A news release from Deloitte about the poll said companies should consider looking at implications early because the new standard could be more complicated than it appears at first review.
According to the news release, SFAS 157 enhances guidance on how to measure assets and liabilities at fair value and consolidates fair value measurement into one accounting standard. SFAS 157 also introduces new disclosures intended to highlight the reliability of fair value measurements. SFAS 157 is effective for fiscal years beginning after November 15, 2007 (January 1, 2008 for calendar year-end companies).
“Perhaps one of the biggest changes in the new rule is an outline of how certain intangible assets are valued, something valuation specialists have tried to develop through a patchwork of tax, accounting, and valuation concepts over the years,” said Stamos Nicholas, leader of Deloitte FAS’ Business Valuation practice, in the news release.
Approximately half (47%) of the participants indicated that the requirement under SFAS 157 to apply exit price vs. entry price when assessing an asset’s fair value would have some effect on their company.

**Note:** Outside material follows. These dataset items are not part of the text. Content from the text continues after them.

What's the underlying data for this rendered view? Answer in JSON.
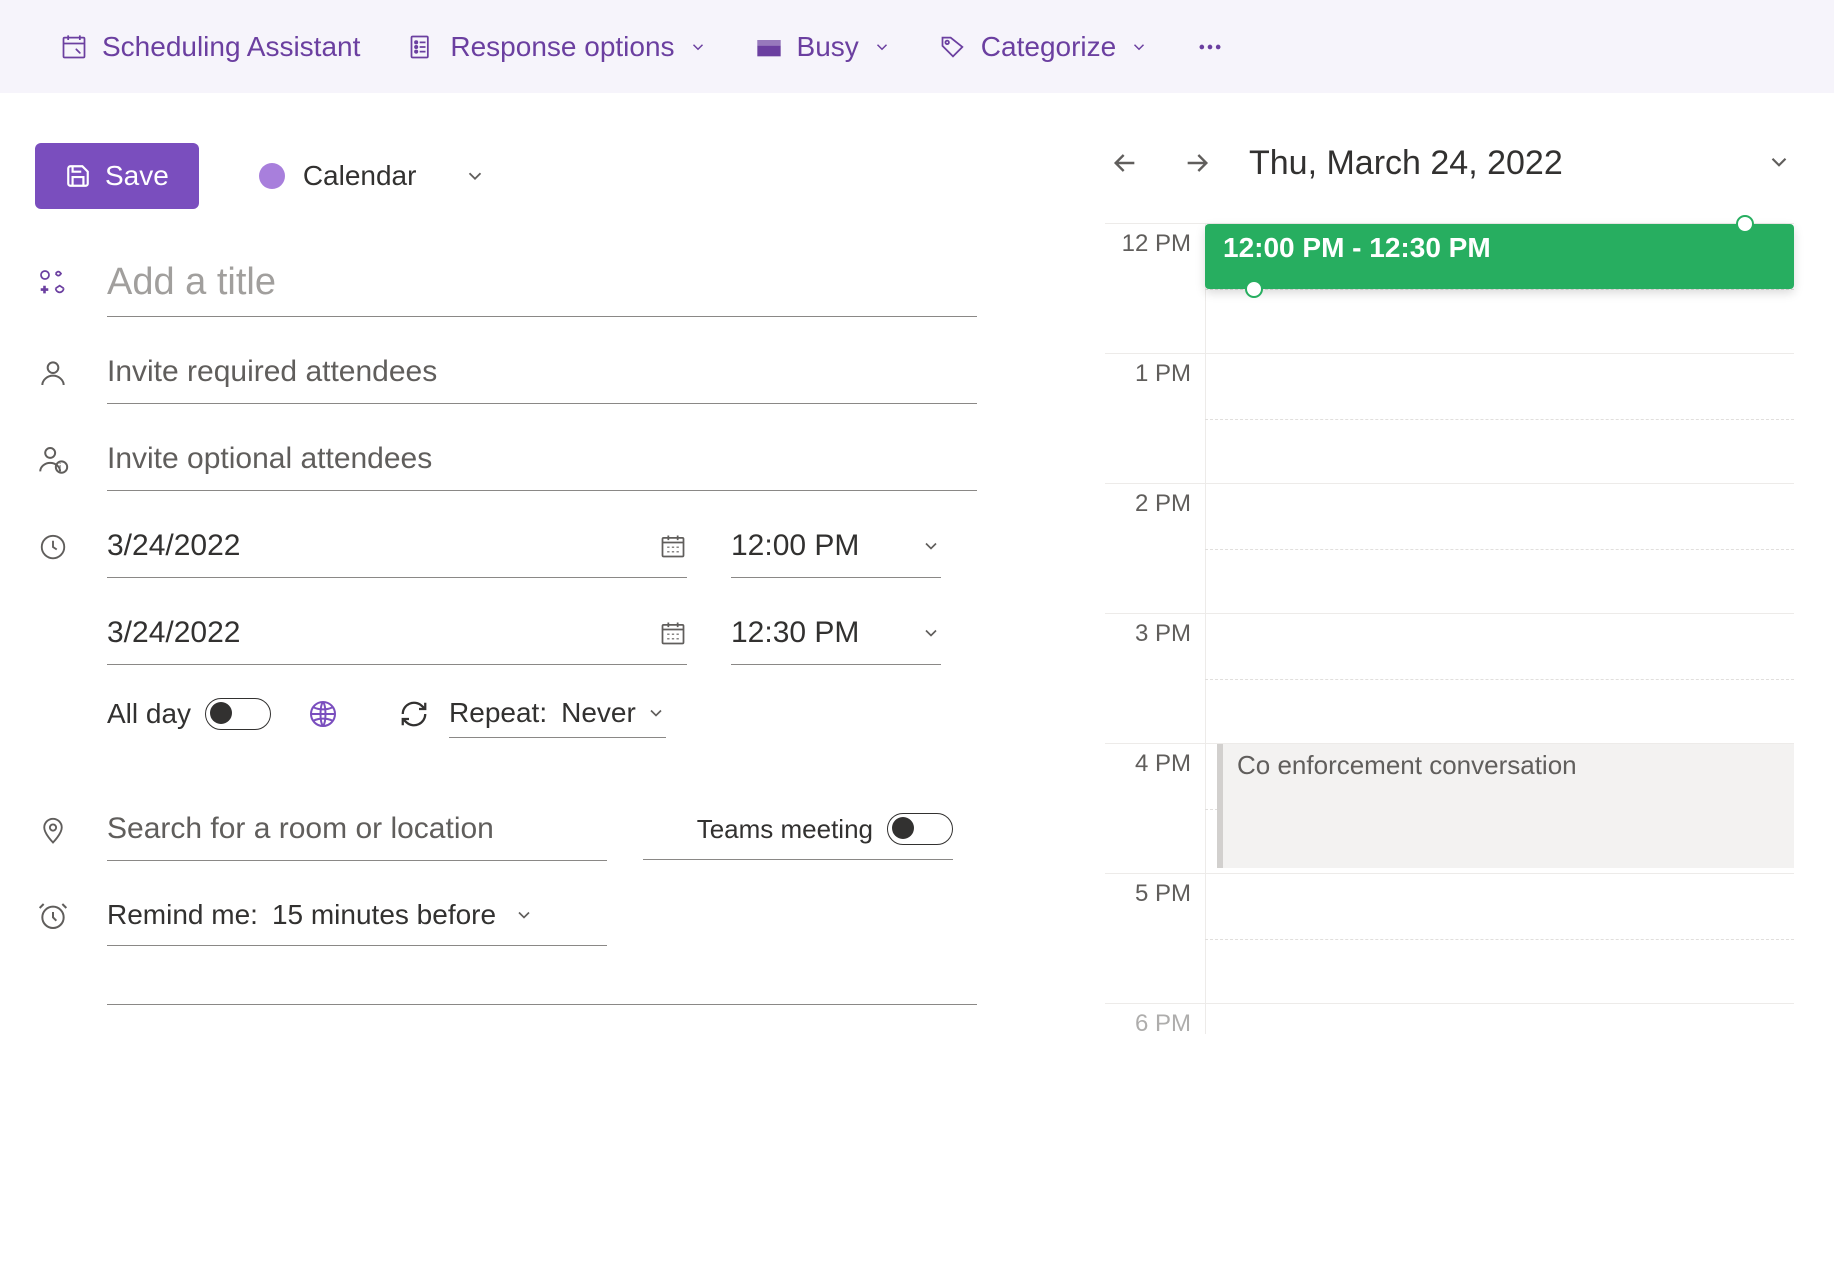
{
  "toolbar": {
    "scheduling_assistant": "Scheduling Assistant",
    "response_options": "Response options",
    "busy": "Busy",
    "categorize": "Categorize"
  },
  "save_label": "Save",
  "calendar_selector": "Calendar",
  "title_placeholder": "Add a title",
  "required_placeholder": "Invite required attendees",
  "optional_placeholder": "Invite optional attendees",
  "start_date": "3/24/2022",
  "start_time": "12:00 PM",
  "end_date": "3/24/2022",
  "end_time": "12:30 PM",
  "all_day_label": "All day",
  "repeat_label": "Repeat:",
  "repeat_value": "Never",
  "location_placeholder": "Search for a room or location",
  "teams_label": "Teams meeting",
  "remind_label": "Remind me:",
  "remind_value": "15 minutes before",
  "calendar": {
    "date": "Thu, March 24, 2022",
    "hours": [
      "12 PM",
      "1 PM",
      "2 PM",
      "3 PM",
      "4 PM",
      "5 PM",
      "6 PM"
    ],
    "new_event_label": "12:00 PM - 12:30 PM",
    "existing_event": "Co enforcement conversation"
  }
}
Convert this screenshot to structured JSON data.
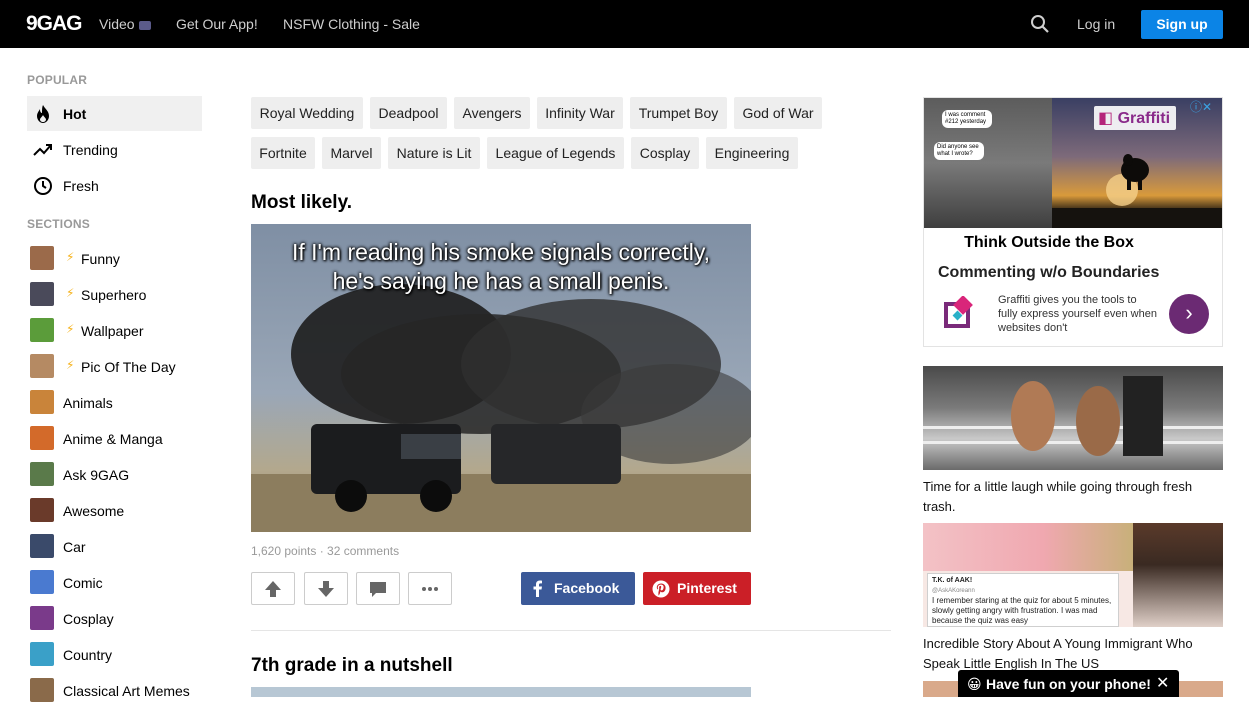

More than half (57%) of the participants reported their companies have yet to assess the impact, or do not know if they have begun to assess the impact of SFAS 157 on their fair value estimates.
Deloitte FAS recommends the following key guidelines for companies:
- While SFAS 157 is not applicable to most companies for several months, companies should start to assess the provisions of the new standard and the effects on a company’s assets and liabilities that are measured at fair value.
- Consider current fair value requirements (e.g., SFAS 142, Goodwill and Other Intangible Assets) that need to be assessed in order to be compliant with SFAS 157.
- On a go-forward basis, consider SFAS 157 implications for business combinations (SFAS 141) or other future fair value requirements.
The Deloitte FAS poll was conducted during the Web cast, “SFAS 157 Fair Value Measurements for Corporate Assets: It’s Not Business as Usual.” Of approximately 1,500 participants, a majority were senior level managers within finance and accounting departments in the financial services, telecommunications, and manufacturing industries.